Женщина придирчиво оглядела сына, потом себя. Тронула щепотками пальцев насборенную на талии старенькую бумазейную юбку. Обмахнула, словно от пыли, простенькую кофтенку с уже обтрепавшейся баской. Снова с опаской покосилась на высоченные двери, которые не успевали закрываться от постоянного потока входящих и выходящих людей. Поток был самый что ни есть разнокалиберный – приказчики, почтальоны с сумками через плечо и фуражках с кокардами, курьеры, прилично одетые господа в мягких шляпах и котелках. Вдоль тротуара выстроились длинной шеренгой извозчики, несколько ломовиков, щегольская коляска. Сбоку от крыльца швейцар, которого постоянный поток посетителей лишил необходимости открывать и закрывать двери, мирно беседовал с городовым – тот снисходительно слушал, приподнимаясь на носках блестящих сапог, изредка кивал, не забывая посверкивать на толпу острым надзирающим оком.

– Народу-то, народу! – вздохнула женщина. – Аж боязно! Не турнули бы нас с тобой, Власинька! Ну, пошли, благословясь…

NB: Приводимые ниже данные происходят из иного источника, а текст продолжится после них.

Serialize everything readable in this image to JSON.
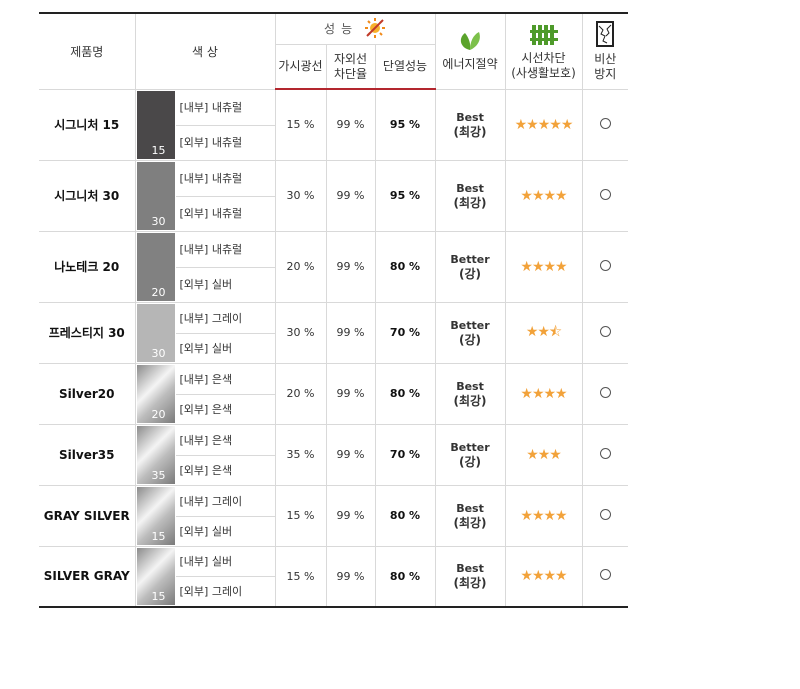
{
  "header": {
    "product": "제품명",
    "color": "색 상",
    "performance": "성능",
    "visible_light": [
      "가시광선"
    ],
    "uv_block": [
      "자외선",
      "차단율"
    ],
    "insulation": [
      "단열성능"
    ],
    "energy": [
      "에너지절약"
    ],
    "privacy": [
      "시선차단",
      "(사생활보호)"
    ],
    "shatter": [
      "비산",
      "방지"
    ],
    "icons": {
      "performance": "sun-heat-icon",
      "energy": "leaf-icon",
      "privacy": "fence-icon",
      "shatter": "shattered-glass-icon"
    }
  },
  "rows": [
    {
      "name": "시그니처 15",
      "swatch": "15",
      "inner": "[내부] 내츄럴",
      "outer": "[외부] 내츄럴",
      "visible": "15 %",
      "uv": "99 %",
      "insulation": "95 %",
      "energy_rating": "Best",
      "energy_level": "(최강)",
      "privacy_stars": 5,
      "shatter": "○",
      "swatch_color": "#4a4849"
    },
    {
      "name": "시그니처 30",
      "swatch": "30",
      "inner": "[내부] 내츄럴",
      "outer": "[외부] 내츄럴",
      "visible": "30 %",
      "uv": "99 %",
      "insulation": "95 %",
      "energy_rating": "Best",
      "energy_level": "(최강)",
      "privacy_stars": 4,
      "shatter": "○",
      "swatch_color": "#7f7f7f"
    },
    {
      "name": "나노테크 20",
      "swatch": "20",
      "inner": "[내부] 내츄럴",
      "outer": "[외부] 실버",
      "visible": "20 %",
      "uv": "99 %",
      "insulation": "80 %",
      "energy_rating": "Better",
      "energy_level": "(강)",
      "privacy_stars": 4,
      "shatter": "○",
      "swatch_color": "#818181"
    },
    {
      "name": "프레스티지 30",
      "swatch": "30",
      "inner": "[내부] 그레이",
      "outer": "[외부] 실버",
      "visible": "30 %",
      "uv": "99 %",
      "insulation": "70 %",
      "energy_rating": "Better",
      "energy_level": "(강)",
      "privacy_stars": 2.5,
      "shatter": "○",
      "swatch_color": "#b6b6b6"
    },
    {
      "name": "Silver20",
      "swatch": "20",
      "inner": "[내부] 은색",
      "outer": "[외부] 은색",
      "visible": "20 %",
      "uv": "99 %",
      "insulation": "80 %",
      "energy_rating": "Best",
      "energy_level": "(최강)",
      "privacy_stars": 4,
      "shatter": "○",
      "swatch_color": "silver"
    },
    {
      "name": "Silver35",
      "swatch": "35",
      "inner": "[내부] 은색",
      "outer": "[외부] 은색",
      "visible": "35 %",
      "uv": "99 %",
      "insulation": "70 %",
      "energy_rating": "Better",
      "energy_level": "(강)",
      "privacy_stars": 3,
      "shatter": "○",
      "swatch_color": "silver"
    },
    {
      "name": "GRAY SILVER",
      "swatch": "15",
      "inner": "[내부] 그레이",
      "outer": "[외부] 실버",
      "visible": "15 %",
      "uv": "99 %",
      "insulation": "80 %",
      "energy_rating": "Best",
      "energy_level": "(최강)",
      "privacy_stars": 4,
      "shatter": "○",
      "swatch_color": "silver"
    },
    {
      "name": "SILVER GRAY",
      "swatch": "15",
      "inner": "[내부] 실버",
      "outer": "[외부] 그레이",
      "visible": "15 %",
      "uv": "99 %",
      "insulation": "80 %",
      "energy_rating": "Best",
      "energy_level": "(최강)",
      "privacy_stars": 4,
      "shatter": "○",
      "swatch_color": "silver"
    }
  ]
}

В просторном вестибюле первого этажа было не менее людно и суетно, чем на улице. Посыльные и курьеры продирались сквозь толпу, сопровождая движение хриплыми возгласами «Виноват-с!», «Дорогу, дядя!», «Прощенья просим, сударь…». Вдоль стены по правую руку, до самой лестницы, тянулся высокий прилавок, отгороженный от посетителей деревянным барьером. За этой загородкой молодые люди конторского обличья, через одного в черных парусиновых фартуках и нарукавниках, сортировали выстроившихся вдоль барьера посетителей, принимали от них какие-то пакеты и конверты, выдавали квитанции, разъясняли, как пройти туда-то и туда-то.

Еще раз мелко перекрестившись, женщина решительно потащила мальчишку к барьеру, поправила накинутый на плечи платок с узелком на груди и через непродолжительное время добилась торопливого внимания со стороны одного из конторщиков. Тот мгновенно оценил непритязательную одежонку посетительницы:

– Тебе чего, матушка? Говори скорей, не видишь – бедлам тут у нас! Ну? За вспомоществованием, что ли?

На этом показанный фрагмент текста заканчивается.